Sind Nationalismus und Patriotismus noch zeitgemäß?
25.07.2023 um 19:07
Warum sollte ich stolz sein auf "mein Land"? Mir gehören nur rd. 1,5 ha im nordfriesischen Outback davon.
Stolz sein kann ich nur auf etwas, das ich selbst gemacht bzw. geschafft habe. Nicht auf etwas, das andere gemacht haben - darauf können die meinethalben stolz sein.
Mich treibt allerdings immer wieder die Frage um, warum soviele Menschen, die sonst nichts haben, nichts können, nichts wollen, worauf sie berechtigterweise stolz sein könnten, tönen: Ich bin stolz, ein Deutscher zu sein!

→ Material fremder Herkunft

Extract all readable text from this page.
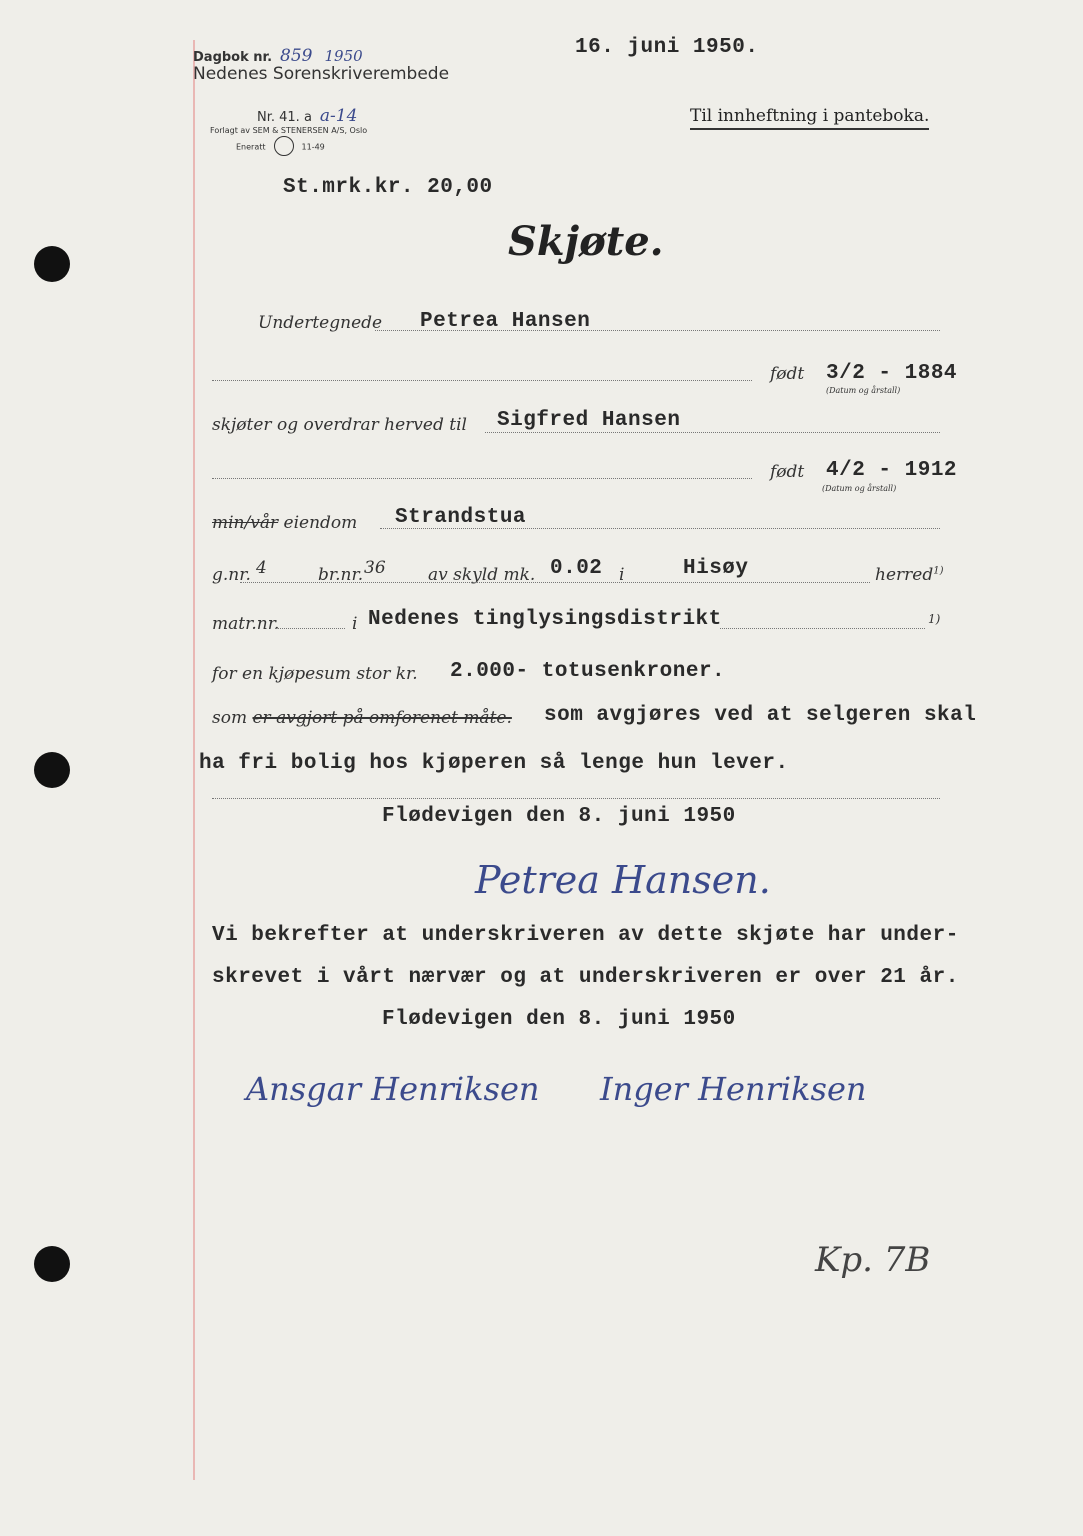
Dagbok nr. 859 1950
Nedenes Sorenskriverembede
Nr. 41. a a-14
Forlagt av SEM & STENERSEN A/S, Oslo
Eneratt	11-49
16. juni 1950.
Til innheftning i panteboka.
St.mrk.kr. 20,00
Skjøte.
Undertegnede Petrea Hansen
født 3/2 - 1884
(Datum og årstall)
skjøter og overdrar herved til Sigfred Hansen
født 4/2 - 1912
(Datum og årstall)
min/vår eiendom Strandstua
g.nr. 4	br.nr. 36 av skyld mk. 0.02 i	Hisøy	herred$^{1)}$
matr.nr.	i Nedenes tinglysingsdistrikt	1)
for en kjøpesum stor kr. 2.000- totusenkroner.
som er avgjort på omforenet måte. som avgjøres ved at selgeren skal
ha fri bolig hos kjøperen så lenge hun lever.
Flødevigen den 8. juni 1950
Petrea Hansen.
Vi bekrefter at underskriveren av dette skjøte har under-
skrevet i vårt nærvær og at underskriveren er over 21 år.
Flødevigen den 8. juni 1950
Ansgar Henriksen Inger Henriksen
Kp. 7B
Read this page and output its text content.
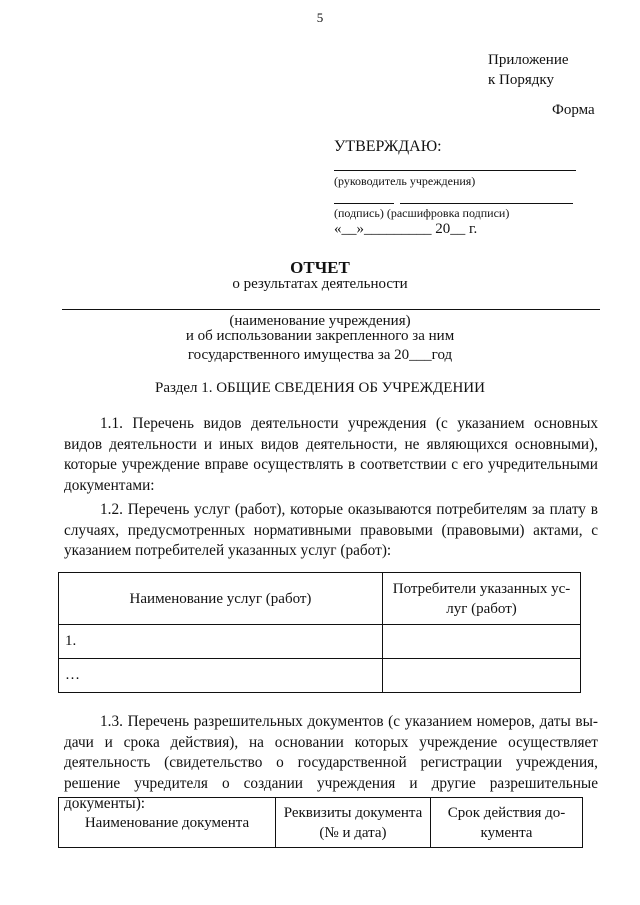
5
Приложение
к Порядку
Форма
УТВЕРЖДАЮ:
(руководитель учреждения)
(подпись) (расшифровка подписи)
«__»_________ 20__ г.
ОТЧЕТ
о результатах деятельности
(наименование учреждения)
и об использовании закрепленного за ним
государственного имущества за 20___год
Раздел 1. ОБЩИЕ СВЕДЕНИЯ ОБ УЧРЕЖДЕНИИ
1.1. Перечень видов деятельности учреждения (с указанием основных видов деятельности и иных видов деятельности, не являющихся основными), которые учреждение вправе осуществлять в соответствии с его учредительными документами:
1.2. Перечень услуг (работ), которые оказываются потребителям за плату в случаях, предусмотренных нормативными правовыми (правовыми) актами, с указанием потребителей указанных услуг (работ):
Наименование услуг (работ)	Потребители указанных ус-луг (работ)
1.	
…	
1.3. Перечень разрешительных документов (с указанием номеров, даты выдачи и срока действия), на основании которых учреждение осуществляет деятельность (свидетельство о государственной регистрации учреждения, решение учредителя о создании учреждения и другие разрешительные документы):
Наименование документа	Реквизиты документа (№ и дата)	Срок действия до-кумента
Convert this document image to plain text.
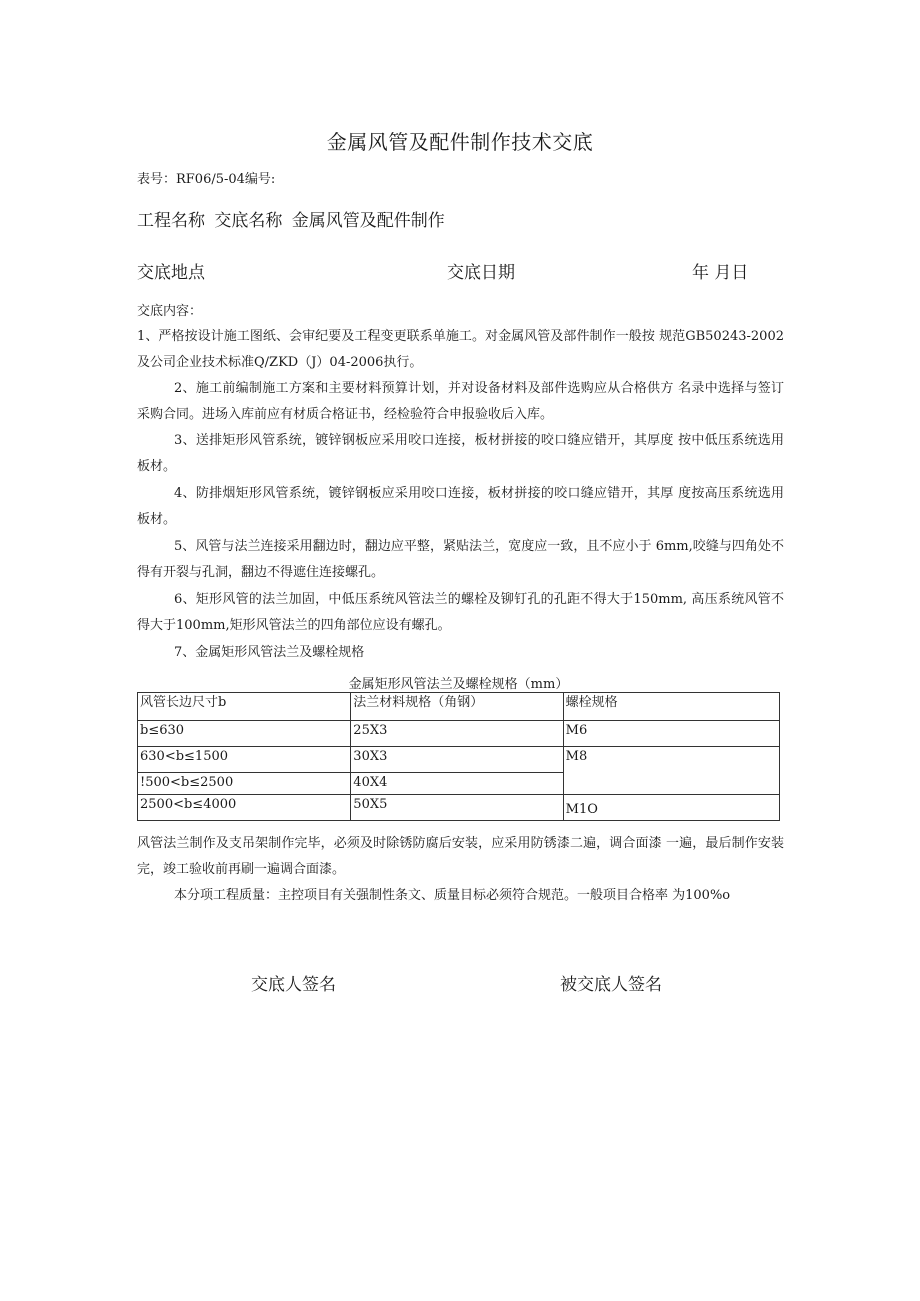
金属风管及配件制作技术交底
表号：RF06/5-04编号:
工程名称 交底名称 金属风管及配件制作
交底地点	交底日期	年 月日
交底内容：

1、严格按设计施工图纸、会审纪要及工程变更联系单施工。对金属风管及部件制作一般按 规范GB50243-2002及公司企业技术标准Q/ZKD（J）04-2006执行。

2、施工前编制施工方案和主要材料预算计划，并对设备材料及部件选购应从合格供方 名录中选择与签订采购合同。进场入库前应有材质合格证书，经检验符合申报验收后入库。

3、送排矩形风管系统，镀锌钢板应采用咬口连接，板材拼接的咬口缝应错开，其厚度 按中低压系统选用板材。

4、防排烟矩形风管系统，镀锌钢板应采用咬口连接，板材拼接的咬口缝应错开，其厚 度按高压系统选用板材。

5、风管与法兰连接采用翻边时，翻边应平整，紧贴法兰，宽度应一致，且不应小于 6mm,咬缝与四角处不得有开裂与孔洞，翻边不得遮住连接螺孔。

6、矩形风管的法兰加固，中低压系统风管法兰的螺栓及铆钉孔的孔距不得大于150mm, 高压系统风管不得大于100mm,矩形风管法兰的四角部位应设有螺孔。

7、金属矩形风管法兰及螺栓规格

金属矩形风管法兰及螺栓规格（mm）
风管长边尺寸b	法兰材料规格（角钢）	螺栓规格
b≤630	25X3	M6
630<b≤1500	30X3	M8
!500<b≤2500	40X4	
2500<b≤4000	50X5	M1O

风管法兰制作及支吊架制作完毕，必须及时除锈防腐后安装，应采用防锈漆二遍，调合面漆 一遍，最后制作安装完，竣工验收前再刷一遍调合面漆。

本分项工程质量：主控项目有关强制性条文、质量目标必须符合规范。一般项目合格率 为100%o

交底人签名	被交底人签名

Vermutlich, weil das bei den Leuten, die solche Sprüche klopfen, die einzige Leistung ist, auf die sie stolz sein können.
Meine Oma hat immer gesagt: Dummheit und Stolz wachsen am selben Holz.
Meine Zugehörigkeit zu einer Nation ist so zufällig wie aufkündbar.
Stolz sein kann ich nur auf das, was ich selbst geleistet habe - nicht auf irgendwelche anderen und ihre Leistungen.
Patriotismus ist die Droge für die Doofen, die sich für Gott und Kaiser, Führer, Volk und Vaterland oder zumindest zur "Sicherung deutscher Handelswege", wie ex Ex-Präsi Köhler formulierte, den Arsch wegschiessen lassen. Kostet nichts. Höchstens Leben, wie die Geschichte lehrt.
Meine Beobachtung während diverser fussballinduzierter Flaggenparaden in Hamburg:
Je "schlechter" das Viertel, je niedriger das Einkommen, je höher die Hartz-IV-Quote, desto dichter das Fahnengewimmel. In den teuren Vierteln, in den Elbvororten, Harvestehude, Poppenbüttel: Keine Fahnen, keine Wimpel an der S-Klasse oder am Bentley.
Wer nix hat, hat wenigstens eine Fahne. Billiger China-Lappen und billiger Nationalstolz für's doofe Volk. Die Fahne ist mehr als der Tod, zumindest aber mehr als Hartz-IV. Danke, Deutschland.
"Deutschland" ist mir viel zu diffus, um gut oder böse zu sein. Was macht Deutschland aus? Geschichte? Kultur? Sprache? Ein bunter Lappen? Wer ist "deutsch"? Wie hat man dann zu sein?
Was verbindet mich mit einem bayrischen Bergbauern oder einem schwäbischen Konzernchef? Was haben die Krupps und die Krauses gemein? In welcher Welt leben Herr Albrecht und seine Putzfrau wirklich? Bin ich nicht mehr "deutsch", wenn ich Ire werde, Däne oder Chinese? Ist Herr Kryszmanski, dessen Vorfahren vor hundert Jahren aus Polen kamen, deutscher als Herr Öztürk, dessen Eltern vor fünfzig Jahren kamen? Sind sie polnisch? Sind sie türkisch? Sind sie "Deutschland"? Was verbindet sie? Was trennt sie? Was habe ich mit ihnen gemein?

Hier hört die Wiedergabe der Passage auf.